Non-stop by Brian Aldiss
Non-stop by Brian Aldiss is a classic Scifi book and shame on you if you haven’t read it. I love this book but this review will be a short one because if I give anything away, I will never forgive myself and nor will you. Finding out what the book is about is, well, what the book is about. If you get my meaning. And you probably don’t.

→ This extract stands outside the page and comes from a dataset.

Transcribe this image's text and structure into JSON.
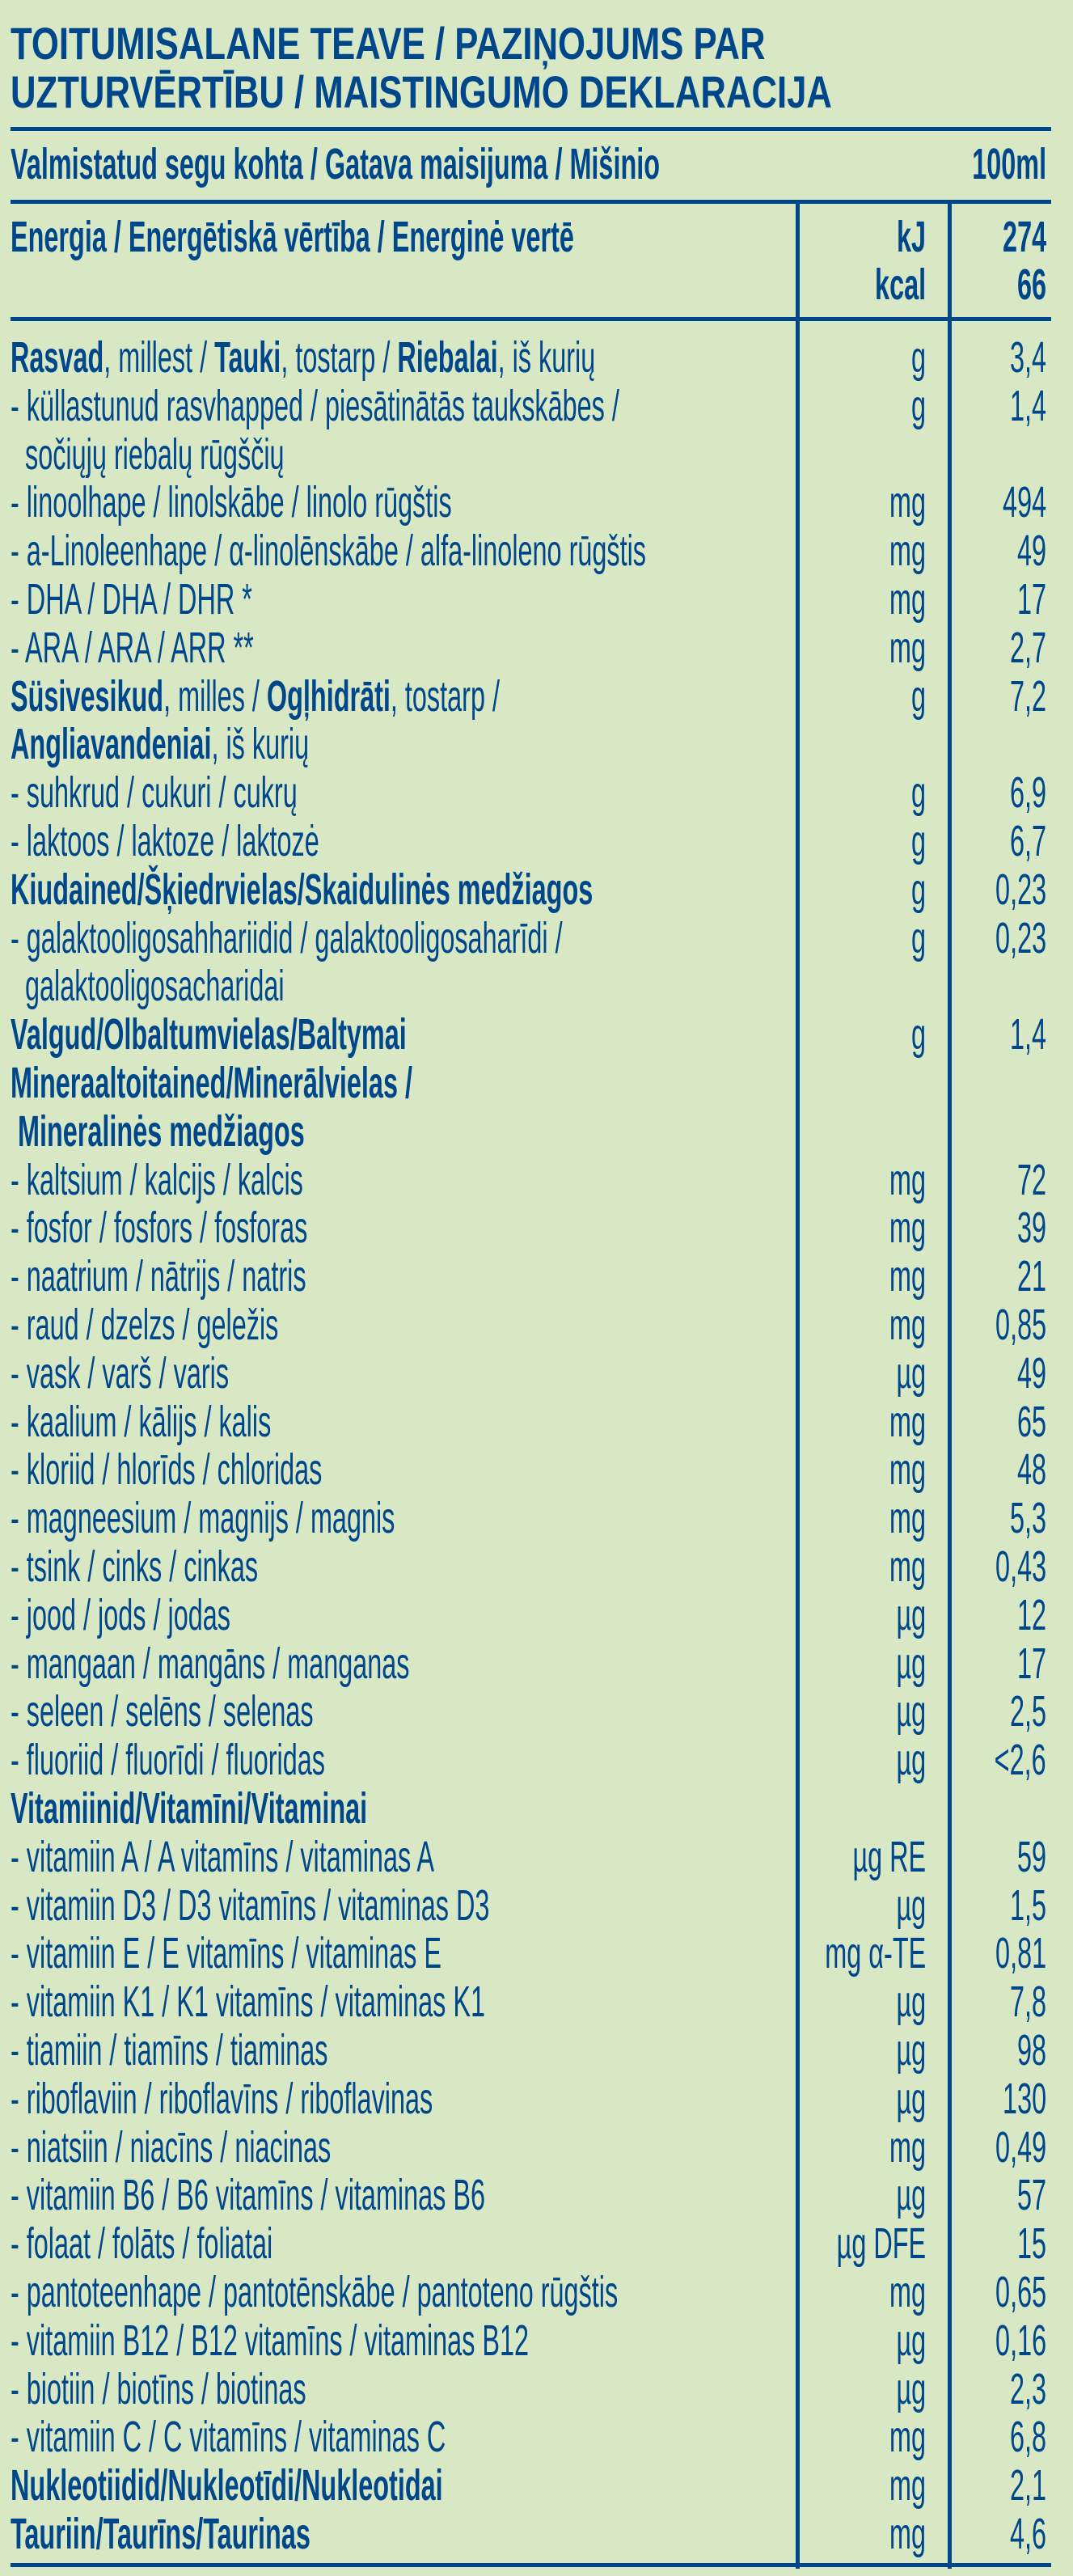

Roy Complain and a priest called Marapper are part of the Greene tribe. They live in Quarters – some kind of ‘made’ structure that is full of shrubs and vines and general jungle stuff but also has doors and rooms. Wanting to know who the tribe is and where they are is strongly discouraged. This doesn’t stop Complain, Marapper and a couple of others who finally decide to work out what is really going on. They embark on an adventure in the vague direction of Forwards. They discover stuff that turns their existence and beliefs on their respective heads. Excitement and adventure occurs aplenty.

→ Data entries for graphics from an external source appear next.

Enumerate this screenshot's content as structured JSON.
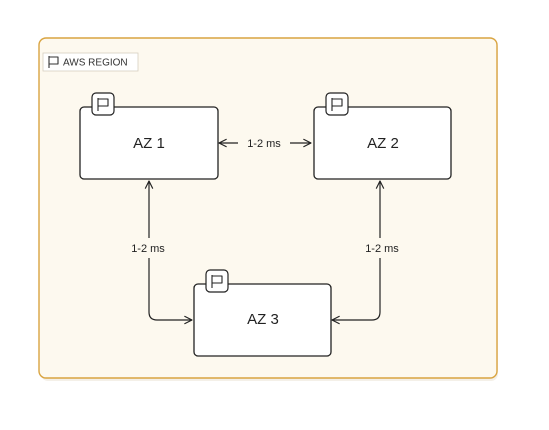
{
  "region": {
    "label": "AWS REGION",
    "icon": "flag-icon",
    "fill": "#fdf9ef",
    "border": "#d9a441"
  },
  "zones": [
    {
      "label": "AZ 1",
      "icon": "flag-icon"
    },
    {
      "label": "AZ 2",
      "icon": "flag-icon"
    },
    {
      "label": "AZ 3",
      "icon": "flag-icon"
    }
  ],
  "links": [
    {
      "from": "AZ 1",
      "to": "AZ 2",
      "label": "1-2 ms"
    },
    {
      "from": "AZ 1",
      "to": "AZ 3",
      "label": "1-2 ms"
    },
    {
      "from": "AZ 2",
      "to": "AZ 3",
      "label": "1-2 ms"
    }
  ]
}
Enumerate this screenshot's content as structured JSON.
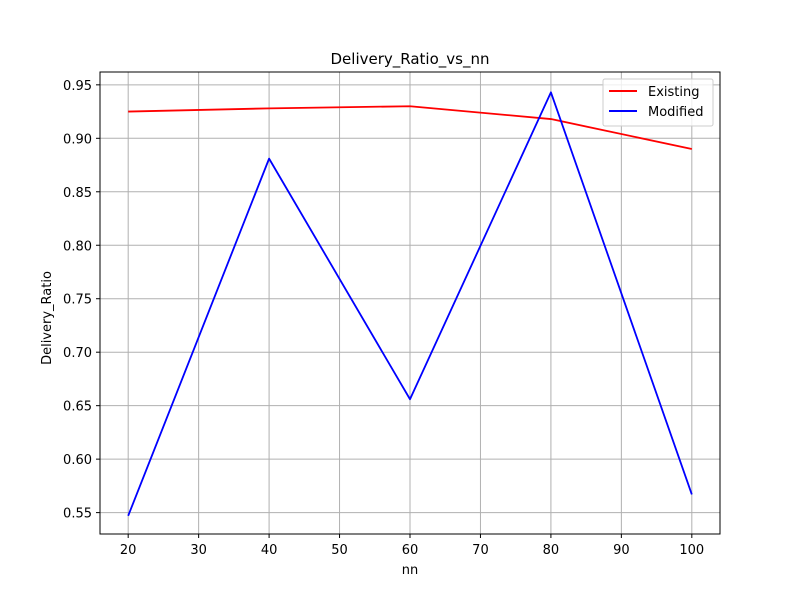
{
  "chart_data": {
    "type": "line",
    "title": "Delivery_Ratio_vs_nn",
    "xlabel": "nn",
    "ylabel": "Delivery_Ratio",
    "x": [
      20,
      40,
      60,
      80,
      100
    ],
    "xticks": [
      20,
      30,
      40,
      50,
      60,
      70,
      80,
      90,
      100
    ],
    "xtick_labels": [
      "20",
      "30",
      "40",
      "50",
      "60",
      "70",
      "80",
      "90",
      "100"
    ],
    "yticks": [
      0.55,
      0.6,
      0.65,
      0.7,
      0.75,
      0.8,
      0.85,
      0.9,
      0.95
    ],
    "ytick_labels": [
      "0.55",
      "0.60",
      "0.65",
      "0.70",
      "0.75",
      "0.80",
      "0.85",
      "0.90",
      "0.95"
    ],
    "xlim": [
      16,
      104
    ],
    "ylim": [
      0.53,
      0.962
    ],
    "grid": true,
    "legend_position": "top-right",
    "series": [
      {
        "name": "Existing",
        "color": "#ff0000",
        "values": [
          0.925,
          0.928,
          0.93,
          0.918,
          0.89
        ]
      },
      {
        "name": "Modified",
        "color": "#0000ff",
        "values": [
          0.547,
          0.881,
          0.656,
          0.943,
          0.567
        ]
      }
    ]
  }
}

That is pretty much all I can reveal.
If you like Science Fiction from the admittedly vague ‘Golden Age of Scifi’ then you will like this. A simpler era when Scifi was more about ideas and philosophy as opposed to gadgets, cyperpunks, virtual reality, hot female killer robots or uber clever computers. (Although these are cool too.) Scifi back then was more inward looking as opposed to now. This book reminded me of a book by Harry Harrison (Golden Age) but I can’t tell you which one in case you have read it. Sorry if that makes no sense to anyone but if it does, then you know what I mean.
What I can tell you is that this book starts off quite slow. It sets a scene, albeit a slightly weird and baffling one. As the pace picks up about a quarter in, action and revelation grow equally in scale until the exiting and revelatory end. Unlike this review which pretty much amounts to: read this classic, it’s great.